Latest News and Comment from Education

Wednesday, October 2, 2019

Betsy DeVos calls federal school vouchers ‘the conservative answer to what ails American education’ -- and says, incorrectly, that they won’t cost the government any money - The Washington Post

Betsy DeVos calls federal school vouchers ‘the conservative answer to what ails American education’ -- and says, incorrectly, that they won’t cost the government any money - The Washington Post

Betsy DeVos calls $5 billion school tax credit plan ‘the conservative answer to what ails American education’ -- and says, incorrectly, that it won’t cost the government money
Trump adviser Kellyanne Conway participated in same event.


Education Secretary Betsy DeVos, appearing Tuesday at a D.C. think tank with presidential adviser Kellyanne Conway, called her $5 billion federal tax credit plan that would fund scholarships to private and religious schools “the conservative answer to what ails American education.” And she said, incorrectly, that it won’t cost the government any money to implement.

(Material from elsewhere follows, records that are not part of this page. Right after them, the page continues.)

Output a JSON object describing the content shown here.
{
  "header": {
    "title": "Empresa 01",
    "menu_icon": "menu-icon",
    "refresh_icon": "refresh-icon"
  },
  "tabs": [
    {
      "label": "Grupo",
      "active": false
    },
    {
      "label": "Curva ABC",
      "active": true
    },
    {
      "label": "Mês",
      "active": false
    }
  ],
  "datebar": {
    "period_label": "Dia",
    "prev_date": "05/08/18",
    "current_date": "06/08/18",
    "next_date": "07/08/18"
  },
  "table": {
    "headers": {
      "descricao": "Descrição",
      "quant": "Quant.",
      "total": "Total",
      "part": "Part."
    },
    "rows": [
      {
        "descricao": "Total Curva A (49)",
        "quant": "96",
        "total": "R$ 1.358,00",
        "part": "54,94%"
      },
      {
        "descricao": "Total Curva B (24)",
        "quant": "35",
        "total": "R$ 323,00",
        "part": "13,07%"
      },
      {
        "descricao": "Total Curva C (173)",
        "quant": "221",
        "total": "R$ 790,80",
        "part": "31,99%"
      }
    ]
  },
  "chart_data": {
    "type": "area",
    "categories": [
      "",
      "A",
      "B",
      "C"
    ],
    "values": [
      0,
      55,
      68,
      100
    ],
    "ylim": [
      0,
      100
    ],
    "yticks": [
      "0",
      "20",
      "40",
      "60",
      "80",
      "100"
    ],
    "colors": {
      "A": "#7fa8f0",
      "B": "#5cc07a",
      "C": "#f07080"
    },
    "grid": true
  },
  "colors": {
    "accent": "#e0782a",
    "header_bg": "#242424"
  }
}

DeVos and Conway appeared at the conservative American Enterprise Institute (see video below) for a discussion about the Trump administration’s Education Freedom Scholarships proposal. The scholarships would be funded by individuals and businesses who want to privately donate but who would then receive a federal tax credit for doing so.
President Trump’s 2020 budget plan includes $5 billion to pay for those tax credits, on a dollar-for-dollar basis: A dollar for a scholarship gets you a $1 tax credit. (The president’s budget proposal also would cut Education Department spending by nearly $9 billion. Congress is not expected to approve the tax credit program or the budget cuts.)
DeVos has been clear since becoming education secretary in 2017 that her chief priority was expanding alternatives to traditional public schools, which she once called “a dead end.” As she has in the past, DeVos on Tuesday hailed the proposal as one that would not take money away from public schools, and this time she said it wouldn’t use any “government money” — even though the $5 billion used to cover tax credits means government money would be involved.
She said:
Our Education Freedom Scholarships proposal . . . doesn’t grow the government bureaucracy one tiny bit. . . . It doesn’t impose any new requirements on states or on families. It doesn’t take a single dollar from public school students, and it doesn’t spend a single dollar of government money. And it doesn’t entangle schools with federal strings or stifling red tape. In fact, it can’t. And that’s by design.
The Education Department did not respond to a request for comment.